Aug 31, 2012

The many species of time

We’ve been saying “Happy New Year!” to each other. Yes, our year starts in late August. That is when we wipe our slates clean, make the New Year resolutions, and try to set things in motion. For me, the first few weeks of a Fall semester is a sensitive time with its own temper and its own wonderful mood. Over the years, I learned to treat it with special respect.

The start of classes hits like a ton of bricks, manifesting mainly in the oversized inbox. It is not about glitches necessarily; faculty and students just need to figure out many things at the beginning of a semester. But this is also the best time to set in motions certain processes (which is why we have to think about which projects to commit to in the summer). If you wait until October, sometimes it is too late. For example, if we are thinking about an off-campus cohort to start a year from now, and it is for a program that needs some revisions, the timeline is like this: to recruit students, we learned to start in November; it is hard to get teachers in December, and in February it may be too late. Why? - Because we need time to admit students, and before that, they need some time to take a GRE exam. Also, despite the instant information transfer, it takes at least four-to-eight weeks for our message to penetrate the teacher’s consciousness. In order to take an email from a stranger seriously, people need validation from someone they trust. OK, back to November: to start recruiting, we need to have a very clear understanding of the program for ourselves, we need to schedule information meetings, and before that, we need a web page with program description, and copy for advertisement. It does not have to be fully approved by curriculum committee until Spring, but we at least need to agree internally on what it needs to look like. To get to that point, we need some time to meet and figure it out. To set up meetings in September, it is better to start now, because calendars get full quickly, and people start grading, and engaged in other hundreds of projects. Time is uneven; some months are denser than others, some months and weeks are more suitable for specific purposes than others.

We get in trouble when we assume time to be all even and homogeneous. But it has texture and fibers, and different viscosity. Here is one example I probably already have written about (I have 257 posts, not including those I had to take down; it is easy to forget). Our use of committees for curriculum design is often wrong. It takes a long time to agree on a meeting time. A one hour meeting is really a 30 minutes meeting, because 15 minutes go into trying to remember what the last meeting was about (it could be a month or more ago), and another 15 minutes for trying to set up the next one. It is simply too short for a substantive discussion. Plus people need to catch up, chat, etc. So almost every program revision takes a year or two, and it is before other departments get involved. Now, this is not how the rest of the world moves, and we simply cannot afford to continue working like this.

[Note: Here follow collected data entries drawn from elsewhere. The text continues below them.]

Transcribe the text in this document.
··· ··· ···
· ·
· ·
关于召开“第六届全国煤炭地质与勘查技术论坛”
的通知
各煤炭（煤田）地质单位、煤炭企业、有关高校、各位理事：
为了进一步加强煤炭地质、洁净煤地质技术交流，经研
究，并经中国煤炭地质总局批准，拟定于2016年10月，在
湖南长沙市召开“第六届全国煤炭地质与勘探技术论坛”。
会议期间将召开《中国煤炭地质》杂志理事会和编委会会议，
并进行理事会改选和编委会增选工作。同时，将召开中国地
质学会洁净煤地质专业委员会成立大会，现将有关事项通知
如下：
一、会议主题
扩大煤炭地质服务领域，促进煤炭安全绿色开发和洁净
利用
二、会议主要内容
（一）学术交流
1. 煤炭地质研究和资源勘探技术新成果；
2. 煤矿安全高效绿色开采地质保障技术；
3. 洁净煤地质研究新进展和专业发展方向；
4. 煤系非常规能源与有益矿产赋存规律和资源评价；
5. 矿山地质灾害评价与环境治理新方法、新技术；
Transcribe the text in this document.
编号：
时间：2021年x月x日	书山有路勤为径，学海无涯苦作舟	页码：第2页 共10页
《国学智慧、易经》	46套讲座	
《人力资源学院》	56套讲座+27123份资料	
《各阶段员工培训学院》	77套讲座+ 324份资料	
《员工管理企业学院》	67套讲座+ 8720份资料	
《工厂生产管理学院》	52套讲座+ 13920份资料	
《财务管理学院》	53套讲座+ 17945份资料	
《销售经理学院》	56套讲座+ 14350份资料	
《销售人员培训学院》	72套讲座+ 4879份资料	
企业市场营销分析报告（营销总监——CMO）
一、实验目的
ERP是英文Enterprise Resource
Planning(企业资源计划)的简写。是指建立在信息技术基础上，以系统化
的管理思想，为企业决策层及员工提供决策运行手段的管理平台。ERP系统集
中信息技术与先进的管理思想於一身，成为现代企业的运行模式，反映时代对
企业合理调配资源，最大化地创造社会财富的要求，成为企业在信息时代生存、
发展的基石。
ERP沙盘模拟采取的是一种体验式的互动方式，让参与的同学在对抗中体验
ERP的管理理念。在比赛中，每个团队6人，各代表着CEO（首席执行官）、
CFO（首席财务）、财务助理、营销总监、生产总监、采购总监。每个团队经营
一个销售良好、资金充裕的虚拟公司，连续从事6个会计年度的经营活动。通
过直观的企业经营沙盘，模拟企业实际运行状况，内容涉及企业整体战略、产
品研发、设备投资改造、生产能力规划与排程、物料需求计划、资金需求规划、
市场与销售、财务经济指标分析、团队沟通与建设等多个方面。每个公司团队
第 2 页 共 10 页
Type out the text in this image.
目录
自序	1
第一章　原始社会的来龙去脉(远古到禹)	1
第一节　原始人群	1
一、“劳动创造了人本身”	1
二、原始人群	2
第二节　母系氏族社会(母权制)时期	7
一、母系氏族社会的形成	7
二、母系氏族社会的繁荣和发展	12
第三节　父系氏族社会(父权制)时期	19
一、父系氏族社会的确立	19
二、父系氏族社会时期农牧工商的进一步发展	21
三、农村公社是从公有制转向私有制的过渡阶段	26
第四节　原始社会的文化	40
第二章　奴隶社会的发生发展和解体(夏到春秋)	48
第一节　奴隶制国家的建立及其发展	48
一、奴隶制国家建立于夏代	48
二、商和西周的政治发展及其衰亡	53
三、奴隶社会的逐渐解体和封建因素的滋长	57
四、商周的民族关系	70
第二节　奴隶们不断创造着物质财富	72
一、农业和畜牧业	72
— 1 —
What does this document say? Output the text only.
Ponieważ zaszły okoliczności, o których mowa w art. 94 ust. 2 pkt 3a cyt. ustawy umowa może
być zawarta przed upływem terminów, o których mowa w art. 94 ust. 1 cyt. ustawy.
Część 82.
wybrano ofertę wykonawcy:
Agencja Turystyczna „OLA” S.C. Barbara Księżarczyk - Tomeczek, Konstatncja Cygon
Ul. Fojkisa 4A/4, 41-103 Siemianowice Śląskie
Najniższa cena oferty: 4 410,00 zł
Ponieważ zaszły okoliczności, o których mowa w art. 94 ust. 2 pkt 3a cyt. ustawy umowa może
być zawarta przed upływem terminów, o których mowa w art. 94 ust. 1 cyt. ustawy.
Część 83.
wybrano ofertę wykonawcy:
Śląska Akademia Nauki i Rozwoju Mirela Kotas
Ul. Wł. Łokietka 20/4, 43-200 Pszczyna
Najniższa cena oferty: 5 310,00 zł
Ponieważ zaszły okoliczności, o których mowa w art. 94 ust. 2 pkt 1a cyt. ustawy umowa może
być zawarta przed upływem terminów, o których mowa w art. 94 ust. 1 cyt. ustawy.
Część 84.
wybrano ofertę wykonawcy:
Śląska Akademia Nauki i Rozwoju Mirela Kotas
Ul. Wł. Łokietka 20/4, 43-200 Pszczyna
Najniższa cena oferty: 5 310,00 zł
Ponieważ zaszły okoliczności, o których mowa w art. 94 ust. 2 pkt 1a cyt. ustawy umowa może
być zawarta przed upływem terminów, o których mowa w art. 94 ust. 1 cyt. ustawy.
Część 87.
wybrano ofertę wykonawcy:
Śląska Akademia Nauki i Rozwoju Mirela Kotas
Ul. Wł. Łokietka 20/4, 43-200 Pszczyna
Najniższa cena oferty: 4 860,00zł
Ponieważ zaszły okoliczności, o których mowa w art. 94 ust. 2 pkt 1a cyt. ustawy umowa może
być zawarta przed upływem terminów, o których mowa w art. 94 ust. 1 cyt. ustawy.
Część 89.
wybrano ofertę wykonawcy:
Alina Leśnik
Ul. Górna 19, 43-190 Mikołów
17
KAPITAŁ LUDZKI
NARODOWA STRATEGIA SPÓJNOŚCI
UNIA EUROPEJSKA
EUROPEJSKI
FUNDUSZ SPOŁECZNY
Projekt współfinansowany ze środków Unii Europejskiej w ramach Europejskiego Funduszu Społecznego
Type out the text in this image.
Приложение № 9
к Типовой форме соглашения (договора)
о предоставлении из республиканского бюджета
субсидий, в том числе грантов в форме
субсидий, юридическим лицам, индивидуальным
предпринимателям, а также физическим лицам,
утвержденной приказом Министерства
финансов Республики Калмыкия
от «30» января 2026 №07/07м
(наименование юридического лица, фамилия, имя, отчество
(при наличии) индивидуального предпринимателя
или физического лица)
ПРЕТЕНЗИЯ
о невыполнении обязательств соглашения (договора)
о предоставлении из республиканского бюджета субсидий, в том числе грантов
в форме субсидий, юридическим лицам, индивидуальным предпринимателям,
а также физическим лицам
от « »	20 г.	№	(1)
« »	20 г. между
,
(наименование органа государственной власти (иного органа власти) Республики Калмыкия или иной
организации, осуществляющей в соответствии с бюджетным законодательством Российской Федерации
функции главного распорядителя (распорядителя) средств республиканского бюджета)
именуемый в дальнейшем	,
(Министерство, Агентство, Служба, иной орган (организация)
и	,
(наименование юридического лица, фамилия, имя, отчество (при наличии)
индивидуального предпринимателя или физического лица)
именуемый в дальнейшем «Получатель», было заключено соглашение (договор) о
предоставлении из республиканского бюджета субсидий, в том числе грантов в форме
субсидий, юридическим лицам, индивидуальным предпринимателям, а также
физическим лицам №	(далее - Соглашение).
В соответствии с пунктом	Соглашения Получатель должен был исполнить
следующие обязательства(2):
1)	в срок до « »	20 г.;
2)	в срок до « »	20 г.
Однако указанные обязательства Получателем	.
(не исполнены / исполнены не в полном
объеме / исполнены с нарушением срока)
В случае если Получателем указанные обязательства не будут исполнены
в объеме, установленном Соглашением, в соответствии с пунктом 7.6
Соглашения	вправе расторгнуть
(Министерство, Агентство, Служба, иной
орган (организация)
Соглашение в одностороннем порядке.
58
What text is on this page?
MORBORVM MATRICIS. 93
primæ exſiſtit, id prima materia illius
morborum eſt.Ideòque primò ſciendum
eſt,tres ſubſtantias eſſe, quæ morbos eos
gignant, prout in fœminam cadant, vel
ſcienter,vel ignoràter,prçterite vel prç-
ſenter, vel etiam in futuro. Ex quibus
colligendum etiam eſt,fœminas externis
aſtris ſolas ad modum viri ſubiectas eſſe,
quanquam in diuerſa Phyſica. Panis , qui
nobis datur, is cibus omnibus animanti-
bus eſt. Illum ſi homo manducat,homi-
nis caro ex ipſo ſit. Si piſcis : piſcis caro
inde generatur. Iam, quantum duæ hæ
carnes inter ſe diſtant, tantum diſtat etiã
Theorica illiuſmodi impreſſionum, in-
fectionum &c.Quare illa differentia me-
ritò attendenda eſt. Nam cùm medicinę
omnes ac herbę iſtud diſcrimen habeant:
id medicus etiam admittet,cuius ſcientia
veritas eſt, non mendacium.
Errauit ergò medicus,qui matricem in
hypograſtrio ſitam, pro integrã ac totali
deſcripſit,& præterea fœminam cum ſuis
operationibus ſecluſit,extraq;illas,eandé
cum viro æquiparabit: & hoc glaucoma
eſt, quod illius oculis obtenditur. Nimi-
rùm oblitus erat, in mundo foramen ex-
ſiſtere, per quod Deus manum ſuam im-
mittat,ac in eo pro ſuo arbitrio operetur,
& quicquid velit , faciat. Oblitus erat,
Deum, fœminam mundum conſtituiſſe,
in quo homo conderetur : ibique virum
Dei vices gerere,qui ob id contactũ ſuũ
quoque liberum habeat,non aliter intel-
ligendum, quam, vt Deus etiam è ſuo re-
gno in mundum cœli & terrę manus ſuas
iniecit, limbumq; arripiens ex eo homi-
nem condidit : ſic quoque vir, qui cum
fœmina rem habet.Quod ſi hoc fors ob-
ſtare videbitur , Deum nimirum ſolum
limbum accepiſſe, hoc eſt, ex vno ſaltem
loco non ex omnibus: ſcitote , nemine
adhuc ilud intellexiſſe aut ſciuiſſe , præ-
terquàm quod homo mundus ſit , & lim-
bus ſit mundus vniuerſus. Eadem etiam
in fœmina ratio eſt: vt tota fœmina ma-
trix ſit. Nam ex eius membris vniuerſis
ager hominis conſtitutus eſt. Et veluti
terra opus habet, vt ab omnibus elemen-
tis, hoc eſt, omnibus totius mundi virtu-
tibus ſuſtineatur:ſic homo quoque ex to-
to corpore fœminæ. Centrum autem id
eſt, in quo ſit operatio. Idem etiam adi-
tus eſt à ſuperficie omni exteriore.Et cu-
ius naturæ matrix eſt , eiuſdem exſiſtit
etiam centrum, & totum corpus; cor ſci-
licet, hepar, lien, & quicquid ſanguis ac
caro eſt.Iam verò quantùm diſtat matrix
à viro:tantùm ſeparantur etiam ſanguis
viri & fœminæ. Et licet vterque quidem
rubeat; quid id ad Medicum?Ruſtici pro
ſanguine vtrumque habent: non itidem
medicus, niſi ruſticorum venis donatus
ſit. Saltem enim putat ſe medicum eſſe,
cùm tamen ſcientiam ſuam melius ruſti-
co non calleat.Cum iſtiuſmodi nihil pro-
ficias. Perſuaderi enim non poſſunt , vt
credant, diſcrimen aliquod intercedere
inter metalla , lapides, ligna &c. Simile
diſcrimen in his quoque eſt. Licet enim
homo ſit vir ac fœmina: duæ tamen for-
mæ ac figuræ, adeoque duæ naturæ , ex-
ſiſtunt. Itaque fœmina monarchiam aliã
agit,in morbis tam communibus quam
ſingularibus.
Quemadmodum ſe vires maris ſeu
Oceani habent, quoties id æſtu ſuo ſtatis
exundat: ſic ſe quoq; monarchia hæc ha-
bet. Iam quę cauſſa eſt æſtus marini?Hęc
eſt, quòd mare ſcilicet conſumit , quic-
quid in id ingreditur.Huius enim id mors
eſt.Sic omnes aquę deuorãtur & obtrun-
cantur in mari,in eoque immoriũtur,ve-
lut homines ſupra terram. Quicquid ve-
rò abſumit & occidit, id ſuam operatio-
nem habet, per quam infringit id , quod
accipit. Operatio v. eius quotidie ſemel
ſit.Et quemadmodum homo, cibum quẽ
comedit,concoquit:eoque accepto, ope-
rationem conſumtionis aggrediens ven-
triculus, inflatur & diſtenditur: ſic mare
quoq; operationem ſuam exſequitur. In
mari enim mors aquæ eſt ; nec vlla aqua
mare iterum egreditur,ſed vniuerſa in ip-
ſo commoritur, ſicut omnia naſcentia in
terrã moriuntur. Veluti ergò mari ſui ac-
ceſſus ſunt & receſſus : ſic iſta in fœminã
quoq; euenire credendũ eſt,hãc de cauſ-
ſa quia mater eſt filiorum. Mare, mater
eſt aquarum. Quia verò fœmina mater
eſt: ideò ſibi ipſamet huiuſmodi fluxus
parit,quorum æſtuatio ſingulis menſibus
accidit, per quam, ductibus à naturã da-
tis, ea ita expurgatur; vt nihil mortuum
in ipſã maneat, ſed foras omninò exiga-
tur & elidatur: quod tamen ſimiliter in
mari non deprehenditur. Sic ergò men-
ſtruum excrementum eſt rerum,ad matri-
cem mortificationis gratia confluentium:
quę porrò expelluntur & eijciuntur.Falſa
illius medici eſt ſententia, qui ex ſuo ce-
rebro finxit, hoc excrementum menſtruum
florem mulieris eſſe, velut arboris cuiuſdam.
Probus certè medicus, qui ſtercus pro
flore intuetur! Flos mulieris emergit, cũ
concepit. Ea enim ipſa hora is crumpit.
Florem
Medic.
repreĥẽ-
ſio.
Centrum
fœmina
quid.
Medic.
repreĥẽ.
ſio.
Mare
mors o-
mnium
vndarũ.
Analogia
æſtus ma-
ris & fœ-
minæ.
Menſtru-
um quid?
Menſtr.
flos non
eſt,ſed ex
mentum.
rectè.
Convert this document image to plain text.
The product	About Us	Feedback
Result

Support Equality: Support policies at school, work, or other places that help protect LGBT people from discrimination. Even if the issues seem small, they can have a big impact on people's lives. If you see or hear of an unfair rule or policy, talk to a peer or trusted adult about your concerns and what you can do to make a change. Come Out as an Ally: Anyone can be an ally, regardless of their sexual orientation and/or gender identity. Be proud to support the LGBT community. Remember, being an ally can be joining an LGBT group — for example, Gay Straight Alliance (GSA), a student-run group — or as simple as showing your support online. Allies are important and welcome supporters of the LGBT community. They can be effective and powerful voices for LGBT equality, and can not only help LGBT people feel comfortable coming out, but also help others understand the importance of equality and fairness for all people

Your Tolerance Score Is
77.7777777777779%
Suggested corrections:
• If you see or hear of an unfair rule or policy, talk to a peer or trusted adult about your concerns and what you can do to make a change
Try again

In my view, the best schedule to fit the task may look like this: a very small core team of people gets together for a brainstorm, figures out the problems, and possible solutions; just the options available (a 1.5 hour meeting). Then one person creates a draft, or a set of alternative drafts. Assemble a panel (or just make a few phone calls or emails) from the practitioners in the field for their feedback; rewrite. This would be also the best point to work with administrators and other departments if they are affected. Then a larger group of people who have the stake and know the program gets together for a retreat (at least 2 hours, better 3 or 4), and discusses/critiques, offers alternative solutions, imagines unintended consequences. Then one person takes the consensus and the ideas into consideration and writes the final version. Send it out for the larger group’s review and consent; include external audiences, and anyone who may have an objection; incorporate all good ideas. Push the proposal through the curriculum approval process. It is done – in 4-5 hours of meeting times, and in only two scheduled meetings. Remember, the scheduling itself takes a long time, and is an unproductive activity. Forgetting and failure to follow up on assigned tasks are the two major contributors to inefficiency. Our regular way of doing things like this would involve 6-10 meetings stretched over the period of one year or more.

Of course, the task at hand determines the time configuration. Policy-making committees will probably need more meetings, with people doing specific research in between. Curriculum alignment among several existing courses may also take a combination of individual work with committee-based fact-finding, and consensus-building. Wherever context of a conversation may not be shared, more face-to-face interactions will help reduce misunderstanding and build trust. A large portion of our tasks can be more efficiently accomplished by one person alone, with others involved as needed; we all need to work on the art of soliciting feedback from right people at the right time.

One should learn to recognize the different species of time.